The possibility of a proletarian dictatorship seems even slighter. The weakness of the trade union movement, both in central organization and in strategy, suggests that if a proletarian revolution comes it will be more in the nature of a spontaneous outbreak of violence than a, movement by a Party with a plan. The equipment of the armed forces of a modern state annihilates the chance of mass violence converting itself into control so long as the soldiers remain with the government; and the American army is not exactly a hotbed of Communism at this time.
The union of American worker and American farmer is hardly less remote than the union of worker and soldier. Since the war, repeated attempts to form a farmer-labor party have yielded minimal results. Under the New Deal, such an alignment seems even less probable than before. The Department of Agriculture in itself embodies more completely than any other branch of the Administration the change from party to Party which has occurred; it is more completely staffed with men free from personal ends and committed to social experiment on a nationwide scale. The consent which it has obtained for the social discipline which it advocates is the result of an active and positive policy. It is consequently less likely than the N. R. A. or the C. W. A. to be faced by a large-scale revolt of the group with which it is dealing.

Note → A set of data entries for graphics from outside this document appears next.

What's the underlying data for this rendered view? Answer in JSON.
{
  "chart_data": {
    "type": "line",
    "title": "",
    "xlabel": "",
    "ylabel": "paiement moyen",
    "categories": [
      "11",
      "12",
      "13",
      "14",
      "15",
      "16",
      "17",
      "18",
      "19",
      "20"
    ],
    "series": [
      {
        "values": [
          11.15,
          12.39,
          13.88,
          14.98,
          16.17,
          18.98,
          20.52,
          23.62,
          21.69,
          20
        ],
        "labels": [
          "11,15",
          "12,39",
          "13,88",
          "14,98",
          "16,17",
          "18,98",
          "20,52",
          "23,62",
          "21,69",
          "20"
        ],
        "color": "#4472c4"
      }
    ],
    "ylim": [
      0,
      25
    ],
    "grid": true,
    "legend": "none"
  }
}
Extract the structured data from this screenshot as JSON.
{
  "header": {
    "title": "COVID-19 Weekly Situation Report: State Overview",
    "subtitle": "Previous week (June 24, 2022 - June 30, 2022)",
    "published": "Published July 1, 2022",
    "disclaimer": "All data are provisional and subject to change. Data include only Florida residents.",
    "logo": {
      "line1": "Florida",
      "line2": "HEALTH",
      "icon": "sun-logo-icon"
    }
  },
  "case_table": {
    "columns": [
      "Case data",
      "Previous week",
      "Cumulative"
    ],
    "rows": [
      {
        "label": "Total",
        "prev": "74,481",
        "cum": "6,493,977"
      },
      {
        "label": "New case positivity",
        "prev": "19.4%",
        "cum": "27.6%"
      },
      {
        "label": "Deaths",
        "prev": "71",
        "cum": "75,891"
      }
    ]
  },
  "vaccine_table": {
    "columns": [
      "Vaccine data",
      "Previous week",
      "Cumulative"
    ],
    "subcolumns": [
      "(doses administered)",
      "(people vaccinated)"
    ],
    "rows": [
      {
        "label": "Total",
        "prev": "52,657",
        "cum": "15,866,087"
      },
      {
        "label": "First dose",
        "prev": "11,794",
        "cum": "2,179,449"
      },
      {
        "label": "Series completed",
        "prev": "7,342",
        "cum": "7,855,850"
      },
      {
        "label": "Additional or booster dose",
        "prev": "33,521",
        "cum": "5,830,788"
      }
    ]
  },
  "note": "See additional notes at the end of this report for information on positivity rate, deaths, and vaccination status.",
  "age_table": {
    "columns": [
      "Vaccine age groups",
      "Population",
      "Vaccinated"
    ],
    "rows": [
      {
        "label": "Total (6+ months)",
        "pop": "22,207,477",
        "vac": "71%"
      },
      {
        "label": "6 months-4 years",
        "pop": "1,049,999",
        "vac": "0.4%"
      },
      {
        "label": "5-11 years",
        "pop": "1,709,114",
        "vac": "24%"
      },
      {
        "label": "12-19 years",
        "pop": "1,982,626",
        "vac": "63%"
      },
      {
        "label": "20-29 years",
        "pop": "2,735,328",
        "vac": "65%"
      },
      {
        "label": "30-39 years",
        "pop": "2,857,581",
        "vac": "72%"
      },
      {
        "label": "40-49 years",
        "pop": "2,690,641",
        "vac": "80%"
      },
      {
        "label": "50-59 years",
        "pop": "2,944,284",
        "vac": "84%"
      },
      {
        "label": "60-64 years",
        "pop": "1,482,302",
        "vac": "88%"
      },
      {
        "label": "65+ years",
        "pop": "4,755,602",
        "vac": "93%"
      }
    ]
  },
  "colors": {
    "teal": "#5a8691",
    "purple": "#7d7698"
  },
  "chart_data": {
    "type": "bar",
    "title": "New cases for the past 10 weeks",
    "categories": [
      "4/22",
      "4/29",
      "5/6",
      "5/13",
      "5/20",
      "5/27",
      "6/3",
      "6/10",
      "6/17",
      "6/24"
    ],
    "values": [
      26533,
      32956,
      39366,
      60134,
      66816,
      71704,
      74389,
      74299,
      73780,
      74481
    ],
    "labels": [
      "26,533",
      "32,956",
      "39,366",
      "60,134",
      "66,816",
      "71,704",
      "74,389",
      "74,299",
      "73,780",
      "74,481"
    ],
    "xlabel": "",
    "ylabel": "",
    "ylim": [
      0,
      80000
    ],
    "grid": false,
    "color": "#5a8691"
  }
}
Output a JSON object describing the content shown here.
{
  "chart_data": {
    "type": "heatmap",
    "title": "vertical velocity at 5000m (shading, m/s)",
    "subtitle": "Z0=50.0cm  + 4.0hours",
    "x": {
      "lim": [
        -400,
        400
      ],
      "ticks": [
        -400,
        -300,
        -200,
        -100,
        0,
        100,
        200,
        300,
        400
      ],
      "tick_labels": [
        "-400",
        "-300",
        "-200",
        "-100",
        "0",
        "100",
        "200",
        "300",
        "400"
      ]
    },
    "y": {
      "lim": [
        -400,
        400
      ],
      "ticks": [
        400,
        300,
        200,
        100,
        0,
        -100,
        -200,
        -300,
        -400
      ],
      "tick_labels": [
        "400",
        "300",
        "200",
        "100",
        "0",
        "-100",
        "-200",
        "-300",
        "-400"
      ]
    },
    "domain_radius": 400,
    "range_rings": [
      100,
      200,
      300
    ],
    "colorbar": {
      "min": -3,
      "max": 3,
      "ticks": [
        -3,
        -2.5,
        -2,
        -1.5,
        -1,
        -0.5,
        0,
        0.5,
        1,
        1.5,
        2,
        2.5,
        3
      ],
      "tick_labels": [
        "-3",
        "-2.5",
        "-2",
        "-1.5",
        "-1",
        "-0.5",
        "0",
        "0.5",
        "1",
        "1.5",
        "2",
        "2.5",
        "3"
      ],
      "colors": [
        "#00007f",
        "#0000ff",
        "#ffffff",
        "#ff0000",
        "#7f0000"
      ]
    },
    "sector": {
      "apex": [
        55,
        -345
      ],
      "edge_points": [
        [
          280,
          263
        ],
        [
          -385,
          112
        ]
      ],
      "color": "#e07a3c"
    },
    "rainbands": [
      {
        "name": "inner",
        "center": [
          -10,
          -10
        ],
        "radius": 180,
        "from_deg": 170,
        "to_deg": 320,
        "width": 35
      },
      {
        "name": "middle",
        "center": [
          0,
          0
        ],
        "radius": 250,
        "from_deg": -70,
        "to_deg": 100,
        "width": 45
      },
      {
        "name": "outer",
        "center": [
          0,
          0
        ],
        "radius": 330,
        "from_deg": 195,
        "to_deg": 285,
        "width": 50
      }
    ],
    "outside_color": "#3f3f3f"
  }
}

Because no one of the special groups in the nation is as yet capable of establishing a dictatorship in its sole interest, there is still time—a short time—for the American government to be reconstituted in a form both suitable to the exigencies of the age and representative of the interest of the whole. If the present Administration is not to be supplanted, it must accomplish three things. It must transform its party into a Party: at that task, considerable progress has been made. In the chaps of a capitalist depression it must find the main lines of an economic order which will give “the assurance of a rounded and permanent national life”: at that task, with uneven success, work has been begun. Beyond these lies a third and indispensable task which has so far been left largely untouched because its immediacy is general where the immediacy of the first two is specific. In his inaugural address Mr. Roosevelt said, “We do not distrust the future of essential democracy.” If the social discipline which he proposes is to be based upon consent rather than force, its relation to what is essential in democracy must be defined. The definition cannot be long postponed.